In his book, The Extended Phenotype, Dawkins discusses his take on three distinct types of EP. The first is what we all think of when we hear EP: the ability of an animal to construct architectural forms from its environment to aid in its overall fitness. An example might be the caddis house, which is constructed by a silk produced in the caddis' salivary gland. The silk has nothing to do with the phenotype of the caddis that might cause a mate to choose it, but the way the silk is used will ultimately play a deciding role.The ability of the caddis to create a tighter wrapped silk house or a more hidden placement of the silk house are all advantages that can cause increased fitness against predators and increase the likelihood of finding a mate.
The second type is what he called "parasite manipulation," meaning that parasites can manipulate the behaviors of their hosts to create a distinct advantage in their overall fitness. A good example is the zombie like behavior of ants caused by the infection of a type of fungus known as ophiocordyceps unilateralis. Once the fungus infects the ant it causes a chemical imbalance in the brain assuming complete control. The ant will first be forced to drop from the canopy and find specific conditions where it will clamp down on the underside of a leaf vain, known as the death grip, in conditions that are moist, humid, and relatively warm (perfect conditions for fungal growth). The mechanism by which the fungus is able to control the ants' behavior and to the extent that it does is unknown. Once the fungus has absorbed all the nutrients within the ant it will sprout a stalk from the ants head and disperse its spores. Still other types of fungus cause some insects to climb to higher parts of leaves and assume a sexual position so that when a mate arrives the mate will be infected as well, even though its sexual partner is dead.
Here is a link to a video about this parasitic fungus!

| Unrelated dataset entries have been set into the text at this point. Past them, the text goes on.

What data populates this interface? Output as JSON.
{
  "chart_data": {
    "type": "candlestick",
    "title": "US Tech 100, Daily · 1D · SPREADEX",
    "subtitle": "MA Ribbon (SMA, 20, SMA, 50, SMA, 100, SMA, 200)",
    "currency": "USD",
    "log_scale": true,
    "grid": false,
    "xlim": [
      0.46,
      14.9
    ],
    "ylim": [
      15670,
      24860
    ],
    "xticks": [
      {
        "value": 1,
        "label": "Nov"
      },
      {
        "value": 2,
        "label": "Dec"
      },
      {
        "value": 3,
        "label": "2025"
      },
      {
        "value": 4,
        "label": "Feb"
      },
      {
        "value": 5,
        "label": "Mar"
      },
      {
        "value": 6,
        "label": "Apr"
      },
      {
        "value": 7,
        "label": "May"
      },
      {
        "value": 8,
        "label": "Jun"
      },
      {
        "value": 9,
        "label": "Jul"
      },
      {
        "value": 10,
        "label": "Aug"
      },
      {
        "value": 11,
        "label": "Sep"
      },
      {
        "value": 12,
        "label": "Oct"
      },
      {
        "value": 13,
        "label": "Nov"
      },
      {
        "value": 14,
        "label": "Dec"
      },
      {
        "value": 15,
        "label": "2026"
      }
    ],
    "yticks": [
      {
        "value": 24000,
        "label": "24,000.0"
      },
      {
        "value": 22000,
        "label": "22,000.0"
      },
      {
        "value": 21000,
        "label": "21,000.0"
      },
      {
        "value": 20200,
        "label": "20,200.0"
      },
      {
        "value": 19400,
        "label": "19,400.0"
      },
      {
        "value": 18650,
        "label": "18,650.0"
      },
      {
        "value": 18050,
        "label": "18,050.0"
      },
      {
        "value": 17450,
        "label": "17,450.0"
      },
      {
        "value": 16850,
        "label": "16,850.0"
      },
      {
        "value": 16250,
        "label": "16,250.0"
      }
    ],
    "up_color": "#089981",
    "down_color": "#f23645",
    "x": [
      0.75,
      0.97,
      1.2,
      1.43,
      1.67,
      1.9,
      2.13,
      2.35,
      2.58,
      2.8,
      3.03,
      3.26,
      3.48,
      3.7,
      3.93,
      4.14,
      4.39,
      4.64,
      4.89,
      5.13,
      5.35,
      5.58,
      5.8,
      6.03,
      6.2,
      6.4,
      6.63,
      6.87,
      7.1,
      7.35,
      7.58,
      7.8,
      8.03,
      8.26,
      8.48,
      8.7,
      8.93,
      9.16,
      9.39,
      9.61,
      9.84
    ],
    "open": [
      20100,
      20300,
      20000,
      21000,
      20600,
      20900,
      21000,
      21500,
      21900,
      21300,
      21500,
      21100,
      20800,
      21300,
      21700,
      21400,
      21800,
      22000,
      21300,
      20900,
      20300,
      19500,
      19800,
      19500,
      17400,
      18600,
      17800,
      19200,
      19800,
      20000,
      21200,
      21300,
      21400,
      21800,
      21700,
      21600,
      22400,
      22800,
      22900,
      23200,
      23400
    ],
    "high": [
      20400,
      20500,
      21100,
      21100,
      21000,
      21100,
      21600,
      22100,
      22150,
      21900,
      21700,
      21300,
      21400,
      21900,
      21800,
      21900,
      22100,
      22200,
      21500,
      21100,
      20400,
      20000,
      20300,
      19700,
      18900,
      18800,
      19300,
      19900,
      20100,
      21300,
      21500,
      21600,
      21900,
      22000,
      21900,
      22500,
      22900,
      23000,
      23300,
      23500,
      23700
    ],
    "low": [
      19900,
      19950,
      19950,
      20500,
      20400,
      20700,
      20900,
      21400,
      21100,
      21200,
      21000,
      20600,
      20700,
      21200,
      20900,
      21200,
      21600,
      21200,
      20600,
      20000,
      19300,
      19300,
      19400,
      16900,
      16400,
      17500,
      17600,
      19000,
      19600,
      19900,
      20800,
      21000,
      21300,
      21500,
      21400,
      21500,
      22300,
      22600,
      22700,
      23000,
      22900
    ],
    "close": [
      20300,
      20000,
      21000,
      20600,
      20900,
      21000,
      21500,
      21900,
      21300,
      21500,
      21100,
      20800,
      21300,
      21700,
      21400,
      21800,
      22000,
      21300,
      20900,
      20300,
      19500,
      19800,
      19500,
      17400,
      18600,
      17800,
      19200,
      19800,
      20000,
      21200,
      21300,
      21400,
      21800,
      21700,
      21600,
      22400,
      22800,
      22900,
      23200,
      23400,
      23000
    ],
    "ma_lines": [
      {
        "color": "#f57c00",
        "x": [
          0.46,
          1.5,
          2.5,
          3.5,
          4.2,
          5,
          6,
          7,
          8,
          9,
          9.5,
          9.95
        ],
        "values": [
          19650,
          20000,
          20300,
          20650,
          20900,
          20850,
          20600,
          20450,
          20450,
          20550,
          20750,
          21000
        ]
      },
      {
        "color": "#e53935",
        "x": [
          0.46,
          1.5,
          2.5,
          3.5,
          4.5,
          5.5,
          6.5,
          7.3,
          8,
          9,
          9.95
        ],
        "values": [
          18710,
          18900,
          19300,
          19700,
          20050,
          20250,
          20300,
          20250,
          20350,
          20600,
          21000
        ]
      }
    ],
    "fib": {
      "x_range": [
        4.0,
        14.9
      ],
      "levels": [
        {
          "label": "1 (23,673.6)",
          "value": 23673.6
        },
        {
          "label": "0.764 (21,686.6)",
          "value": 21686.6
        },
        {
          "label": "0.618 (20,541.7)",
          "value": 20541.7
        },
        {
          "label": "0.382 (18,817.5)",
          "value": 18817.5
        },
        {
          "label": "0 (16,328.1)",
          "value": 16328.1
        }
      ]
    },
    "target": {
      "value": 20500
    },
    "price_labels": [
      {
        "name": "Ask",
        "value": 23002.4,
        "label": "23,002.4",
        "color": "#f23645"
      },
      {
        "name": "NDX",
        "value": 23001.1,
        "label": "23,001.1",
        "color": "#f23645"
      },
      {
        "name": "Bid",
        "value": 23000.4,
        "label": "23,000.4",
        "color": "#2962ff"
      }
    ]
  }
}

The third is a little more complicated to understand. It encompasses the idea that the behavioral phenotype of the host can be manipulated by the parasite even if it is not physically associated with the host. The example given by Dawkins are the chicks of cuckoo birds. Some species within this family of birds are considered brood parasites, meaning they lay their young in the nests of other birds; whether it is the same species or not. Some cuckoo birds have even developed a selective advantage of closely replicating the appearance of the host bird's eggs that they are "trying to fool." The cuckoo chicks are thought to have genetically acquired the instinct of throwing out the chick eggs of the host bird, as they will hatch much more quickly than the host's own chicks. The chicks will then begin a rapid begging call or continually have their mouth opened, both signal stimuli that they need feeding. This is the part that I think Dawkin is referring to when he says the parasite is altering the behavior of the host. Or it might even include the whole situation with the parasite being the mother cuckoo which lays the eggs, then becomes completely dissociated with the host. The fitness is increased for the cuckoo because the "new mother" is now forced to take care of the chicks because she thinks they are her own especially since her own were thrown out of the nest never to be born. Therefore, the host's behavioral phenotype is changed by the continual searching of food to feed "her" young.